Parenting has been a journey that has taken me places I never expected to go . We love our children and support them in all they do. Nobody teaches us how to parent or love on our children, we learn from example, maybe some reading or courses, otherwise we are kinda winging it! We don’t necessarily have the tools to deal with some of the issues that arise. For us, we ended up in therapy for 10+ years to explore tools and communication skills to keep our family together.
Teen years are tumultuous for the average teen. The breaking away from parents and family is relatively normal. The challenge is when you pepper the experience with the mental illness and/or drugs it can be disastrous and excruciatingly painful. We all prepare to launch our kids out into the world, off to college, or exciting job opportunities. We ramp up to the letting go and watching them fly, proudly cheering them on and supporting them wildly….all while missing them immensely.

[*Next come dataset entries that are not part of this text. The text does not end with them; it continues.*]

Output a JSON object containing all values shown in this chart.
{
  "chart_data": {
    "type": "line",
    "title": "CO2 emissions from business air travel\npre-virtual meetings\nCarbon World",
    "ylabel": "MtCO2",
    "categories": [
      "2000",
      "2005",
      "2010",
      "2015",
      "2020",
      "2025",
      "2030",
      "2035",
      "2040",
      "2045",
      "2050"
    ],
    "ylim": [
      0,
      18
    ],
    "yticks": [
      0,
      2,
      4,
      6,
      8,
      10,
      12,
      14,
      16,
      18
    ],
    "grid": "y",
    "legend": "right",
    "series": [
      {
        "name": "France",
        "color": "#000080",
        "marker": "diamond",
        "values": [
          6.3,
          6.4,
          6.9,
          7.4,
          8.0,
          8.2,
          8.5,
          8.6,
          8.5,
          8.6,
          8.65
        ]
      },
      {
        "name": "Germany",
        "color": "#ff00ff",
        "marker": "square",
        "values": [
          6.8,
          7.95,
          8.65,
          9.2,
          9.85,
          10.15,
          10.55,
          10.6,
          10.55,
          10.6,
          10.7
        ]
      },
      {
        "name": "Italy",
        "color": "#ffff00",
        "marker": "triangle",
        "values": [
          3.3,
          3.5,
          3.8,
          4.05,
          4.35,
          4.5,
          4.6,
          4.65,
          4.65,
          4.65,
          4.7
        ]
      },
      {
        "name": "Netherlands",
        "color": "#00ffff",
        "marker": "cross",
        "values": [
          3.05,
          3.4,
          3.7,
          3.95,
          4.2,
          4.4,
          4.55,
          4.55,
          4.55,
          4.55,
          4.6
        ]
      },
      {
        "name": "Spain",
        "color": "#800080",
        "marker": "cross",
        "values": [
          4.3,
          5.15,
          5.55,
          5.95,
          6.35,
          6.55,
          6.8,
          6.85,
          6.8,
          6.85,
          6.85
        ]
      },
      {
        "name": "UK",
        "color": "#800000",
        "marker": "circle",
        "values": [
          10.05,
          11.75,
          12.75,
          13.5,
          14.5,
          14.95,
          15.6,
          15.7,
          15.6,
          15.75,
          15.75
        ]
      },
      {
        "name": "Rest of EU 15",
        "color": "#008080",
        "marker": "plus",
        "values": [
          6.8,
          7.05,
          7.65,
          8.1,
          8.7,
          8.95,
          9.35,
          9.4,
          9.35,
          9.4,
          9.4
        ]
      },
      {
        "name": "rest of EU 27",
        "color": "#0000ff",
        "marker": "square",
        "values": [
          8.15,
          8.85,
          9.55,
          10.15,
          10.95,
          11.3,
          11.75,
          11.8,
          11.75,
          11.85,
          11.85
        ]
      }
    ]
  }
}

So, what happens when there is no ramping up, or when there is failure to thrive? What happens when the societal expectations of teens is ravaged by mental health issues? Or as I write this global pandemic? Anxiety and depression seems to be rampant among our teens along with self medicating. What if there is more significant mental illness involved? What happens when they are also struggling with gender and/or sexuality issues? As parents….we still love them. Though as teens they don’t always love us, or respect us, or want to be with us.
We belong to so many groups that are supportive of parents on these more challenging journeys. The parents who have “lost” their teens, who are disconnected physically or emotionally from their teens, who are abused by or hated by their teens. The parents that are struggling financially, emotionally , physically themselves because they have given so much to supporting their teens and young adults. Because 18 is not a magic number, it is not a definitive line in the sand that deems our children “adulthood” on an emotional level. More often than not, 18 “adulting” still requires significant financial and emotional support for a healthy stable 18 year old.
We have lots of safe spaces to vent about our kids and the challenges with our families, to get info on programs, or gain perspective on treatment options. I desired to create a space to focus on what we need as mamas to take care of us.
you have given so much of yourself away in raising kids
you have given up your career or have put your goals on hold in order to hold things down at home
the wear and tear of chronic stress has taken a toll on your physical body
you struggle to maintain emotional wellness
your energy, sleep, hormones are all wonky
you heart is torn and your relationships are strained- sometimes it feels like your friends and family don’t “get it” because their family seems “normal” or “healthy”.
you don’t take vacations or time away for yourself where you can breathe easy and relax...you are always ON- and self care….it’s possibly not even on the radar
The greatest common denominator I see among these fierce mamas is that our hearts are huge and wide open to the possibilities of “saving” our kids. (Even though they may be 13 or 18 or 25….they are still our “kids.”)
The ONE thing I know for sure is that we may not be able to “save our kids” and we MUST be able to save ourselves. No matter what happens, we need to take care of ourselves. We must love ourselves.